Including the ‘Cats, there are now just four teams left in the field of teams in the WNIT. Here’s a look at the other three, starting with their opponent Wednesday night, TCU:


Tournament Wins: Prairie View A&M, UT Arlington, Arkansas, Cincinnati

TCU comes to McKale with a 24-10 record and boasting three 14-point wins in the WNIT. The Horned Frogs’ leading scorer on the season is senior center Jordan Moore, who is averaging 14 points per game in the postseason. She has not been held under 50 percent from the field and has two double-doubles in the four postseason games. Senior forward Amy Okonkwo is averaging 20 points per game in the WNIT, including a 26-point, 14-rebound performance in TCU’s four-point win over Arkansas.

Arizona Women's Basketball head coach Adia Barnes talks to her players during the second half of the Sweet Sixteen game vs Idaho on Thursday, March 28 at McKale Center. 

James Madison

Tournament Wins: North Carolina A&T, South Florida, Virginia Tech, Georgetown

Hosting Northwestern on the other side of the bracket, the Dukes also have three double-digit wins in the tournament and head into their Final Four matchup with a 29-5 record. Their leading scorer, Kamiah Smalls, has only played in three of the four WNIT games but has tallied point totals of 17, 16 and 13. Redshirt junior Jackie Benitez is averaging 16 points per game in the postseason.

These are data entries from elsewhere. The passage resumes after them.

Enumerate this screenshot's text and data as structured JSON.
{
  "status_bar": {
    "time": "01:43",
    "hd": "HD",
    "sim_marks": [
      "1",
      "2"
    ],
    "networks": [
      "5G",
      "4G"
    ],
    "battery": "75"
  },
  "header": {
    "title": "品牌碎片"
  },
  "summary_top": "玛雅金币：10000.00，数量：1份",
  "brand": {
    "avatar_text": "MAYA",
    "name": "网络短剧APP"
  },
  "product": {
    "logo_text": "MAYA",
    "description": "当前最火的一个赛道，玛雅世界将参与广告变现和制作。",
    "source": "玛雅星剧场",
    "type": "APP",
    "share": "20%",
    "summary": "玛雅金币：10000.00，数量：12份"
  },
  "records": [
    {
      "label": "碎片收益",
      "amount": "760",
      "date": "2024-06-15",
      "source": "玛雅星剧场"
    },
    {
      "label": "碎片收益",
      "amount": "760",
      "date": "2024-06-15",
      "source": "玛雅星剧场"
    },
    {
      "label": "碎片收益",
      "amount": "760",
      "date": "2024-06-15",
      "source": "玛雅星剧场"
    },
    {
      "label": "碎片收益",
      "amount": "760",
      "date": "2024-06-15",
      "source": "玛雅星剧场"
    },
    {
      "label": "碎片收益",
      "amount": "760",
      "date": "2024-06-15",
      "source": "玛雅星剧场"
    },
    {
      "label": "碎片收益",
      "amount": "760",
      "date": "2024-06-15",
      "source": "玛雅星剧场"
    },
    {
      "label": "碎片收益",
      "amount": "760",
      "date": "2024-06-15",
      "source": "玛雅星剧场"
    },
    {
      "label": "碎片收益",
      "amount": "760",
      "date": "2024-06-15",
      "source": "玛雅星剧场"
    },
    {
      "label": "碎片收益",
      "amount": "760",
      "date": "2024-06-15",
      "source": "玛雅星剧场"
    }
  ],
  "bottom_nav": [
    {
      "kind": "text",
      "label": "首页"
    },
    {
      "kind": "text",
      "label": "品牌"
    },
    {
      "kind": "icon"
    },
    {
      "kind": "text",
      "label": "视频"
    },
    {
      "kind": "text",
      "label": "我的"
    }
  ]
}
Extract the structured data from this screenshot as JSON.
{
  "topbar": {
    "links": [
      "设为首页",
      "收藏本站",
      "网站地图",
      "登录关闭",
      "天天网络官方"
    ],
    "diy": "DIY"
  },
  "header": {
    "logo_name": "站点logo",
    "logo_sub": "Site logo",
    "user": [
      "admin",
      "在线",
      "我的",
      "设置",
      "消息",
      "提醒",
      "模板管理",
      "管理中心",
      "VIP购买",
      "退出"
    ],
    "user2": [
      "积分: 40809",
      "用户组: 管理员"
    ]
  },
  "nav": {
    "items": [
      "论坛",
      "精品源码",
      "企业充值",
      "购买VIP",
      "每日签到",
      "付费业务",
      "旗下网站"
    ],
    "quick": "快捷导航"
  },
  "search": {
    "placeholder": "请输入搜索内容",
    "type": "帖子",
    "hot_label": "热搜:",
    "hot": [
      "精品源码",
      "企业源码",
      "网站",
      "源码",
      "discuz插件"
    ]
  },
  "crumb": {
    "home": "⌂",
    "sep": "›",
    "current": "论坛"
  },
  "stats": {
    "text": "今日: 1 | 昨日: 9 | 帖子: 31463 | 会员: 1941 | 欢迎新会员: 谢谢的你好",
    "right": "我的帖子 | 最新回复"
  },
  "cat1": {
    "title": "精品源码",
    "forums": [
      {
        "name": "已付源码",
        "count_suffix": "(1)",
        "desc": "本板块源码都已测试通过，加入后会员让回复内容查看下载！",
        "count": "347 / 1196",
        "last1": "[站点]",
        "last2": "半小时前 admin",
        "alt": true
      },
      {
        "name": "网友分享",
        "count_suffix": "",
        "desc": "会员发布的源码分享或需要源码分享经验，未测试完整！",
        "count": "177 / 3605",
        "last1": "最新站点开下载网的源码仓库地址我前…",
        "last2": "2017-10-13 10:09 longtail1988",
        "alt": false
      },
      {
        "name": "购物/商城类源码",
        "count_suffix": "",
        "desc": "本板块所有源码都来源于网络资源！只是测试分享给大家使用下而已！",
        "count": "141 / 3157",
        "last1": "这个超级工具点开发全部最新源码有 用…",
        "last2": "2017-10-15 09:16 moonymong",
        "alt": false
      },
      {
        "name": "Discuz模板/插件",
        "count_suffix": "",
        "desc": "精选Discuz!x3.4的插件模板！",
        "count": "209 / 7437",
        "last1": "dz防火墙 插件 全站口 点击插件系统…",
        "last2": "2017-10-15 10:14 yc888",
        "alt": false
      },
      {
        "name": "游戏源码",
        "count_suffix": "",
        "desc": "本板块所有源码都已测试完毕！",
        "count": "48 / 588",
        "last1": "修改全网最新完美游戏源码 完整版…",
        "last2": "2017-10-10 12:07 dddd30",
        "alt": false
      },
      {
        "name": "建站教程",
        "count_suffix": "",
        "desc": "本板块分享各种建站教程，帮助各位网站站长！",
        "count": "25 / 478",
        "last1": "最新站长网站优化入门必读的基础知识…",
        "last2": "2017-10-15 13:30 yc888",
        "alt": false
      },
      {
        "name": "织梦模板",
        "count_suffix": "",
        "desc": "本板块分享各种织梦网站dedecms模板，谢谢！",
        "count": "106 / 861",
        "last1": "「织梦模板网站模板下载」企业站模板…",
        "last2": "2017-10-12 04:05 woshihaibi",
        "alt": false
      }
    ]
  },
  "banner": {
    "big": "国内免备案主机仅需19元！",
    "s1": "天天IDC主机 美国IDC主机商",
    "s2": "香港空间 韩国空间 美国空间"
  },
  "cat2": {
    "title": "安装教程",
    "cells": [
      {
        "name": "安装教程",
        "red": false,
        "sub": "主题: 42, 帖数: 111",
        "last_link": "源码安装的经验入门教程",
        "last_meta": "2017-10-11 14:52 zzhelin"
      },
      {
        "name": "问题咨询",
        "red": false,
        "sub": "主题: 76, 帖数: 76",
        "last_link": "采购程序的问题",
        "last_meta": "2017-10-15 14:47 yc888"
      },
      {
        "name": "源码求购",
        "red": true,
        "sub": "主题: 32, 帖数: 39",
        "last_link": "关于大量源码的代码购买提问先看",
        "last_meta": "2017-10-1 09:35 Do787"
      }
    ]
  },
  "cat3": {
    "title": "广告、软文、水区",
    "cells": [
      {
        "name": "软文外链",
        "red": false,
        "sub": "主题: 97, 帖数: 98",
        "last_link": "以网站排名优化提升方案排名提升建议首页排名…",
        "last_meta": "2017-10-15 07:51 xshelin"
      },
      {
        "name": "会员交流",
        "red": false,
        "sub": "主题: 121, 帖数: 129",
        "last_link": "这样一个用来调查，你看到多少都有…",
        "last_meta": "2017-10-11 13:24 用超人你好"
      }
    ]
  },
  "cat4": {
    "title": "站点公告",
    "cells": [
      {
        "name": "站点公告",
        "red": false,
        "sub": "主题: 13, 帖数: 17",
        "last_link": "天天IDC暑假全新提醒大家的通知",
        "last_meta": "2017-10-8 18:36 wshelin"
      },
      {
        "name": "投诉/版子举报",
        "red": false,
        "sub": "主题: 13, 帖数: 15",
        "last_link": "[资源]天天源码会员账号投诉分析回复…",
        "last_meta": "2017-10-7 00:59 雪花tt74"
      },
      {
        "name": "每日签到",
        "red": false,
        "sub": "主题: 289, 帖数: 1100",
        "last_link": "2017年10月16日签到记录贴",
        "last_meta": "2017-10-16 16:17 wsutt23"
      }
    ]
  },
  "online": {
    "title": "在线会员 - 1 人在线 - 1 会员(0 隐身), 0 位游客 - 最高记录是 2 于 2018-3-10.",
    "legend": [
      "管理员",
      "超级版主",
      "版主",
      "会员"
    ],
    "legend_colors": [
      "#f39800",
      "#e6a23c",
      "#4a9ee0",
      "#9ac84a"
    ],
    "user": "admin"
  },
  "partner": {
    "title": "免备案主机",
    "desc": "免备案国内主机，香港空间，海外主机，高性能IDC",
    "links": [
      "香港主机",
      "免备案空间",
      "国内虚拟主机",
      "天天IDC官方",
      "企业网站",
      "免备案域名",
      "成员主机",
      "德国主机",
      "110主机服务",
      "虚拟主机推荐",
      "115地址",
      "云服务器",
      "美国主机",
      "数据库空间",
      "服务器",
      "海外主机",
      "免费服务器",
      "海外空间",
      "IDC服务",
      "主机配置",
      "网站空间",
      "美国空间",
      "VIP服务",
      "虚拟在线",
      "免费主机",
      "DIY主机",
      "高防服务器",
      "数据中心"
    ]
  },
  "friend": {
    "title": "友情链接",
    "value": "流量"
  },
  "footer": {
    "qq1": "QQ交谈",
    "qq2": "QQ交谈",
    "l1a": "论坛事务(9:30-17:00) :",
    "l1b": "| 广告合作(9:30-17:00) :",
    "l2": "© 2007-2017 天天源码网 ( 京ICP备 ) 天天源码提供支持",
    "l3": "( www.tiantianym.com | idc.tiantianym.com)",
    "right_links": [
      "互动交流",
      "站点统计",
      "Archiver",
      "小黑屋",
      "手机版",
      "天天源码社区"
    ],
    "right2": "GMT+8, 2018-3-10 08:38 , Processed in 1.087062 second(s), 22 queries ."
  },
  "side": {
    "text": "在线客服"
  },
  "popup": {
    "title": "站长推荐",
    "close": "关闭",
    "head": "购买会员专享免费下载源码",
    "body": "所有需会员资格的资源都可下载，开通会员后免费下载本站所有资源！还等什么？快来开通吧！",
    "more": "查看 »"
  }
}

Tournament Wins: Dayton, Toledo, West Virginia, Ohio

Northwestern enters the Final Four with wins in different fashions. After beating Dayton by 23, its highest margin of victory was seven points, with its last two wins decided by five points combined. Sophomore Lindsey Pulliam is averaging 20 points per game, while senior Pallas Kunaiyi-Akpanah opened up the tournament with a 17-point, 11-rebound double-double. Other than the two, the Wildcats don’t have a player averaging double digit points on the season.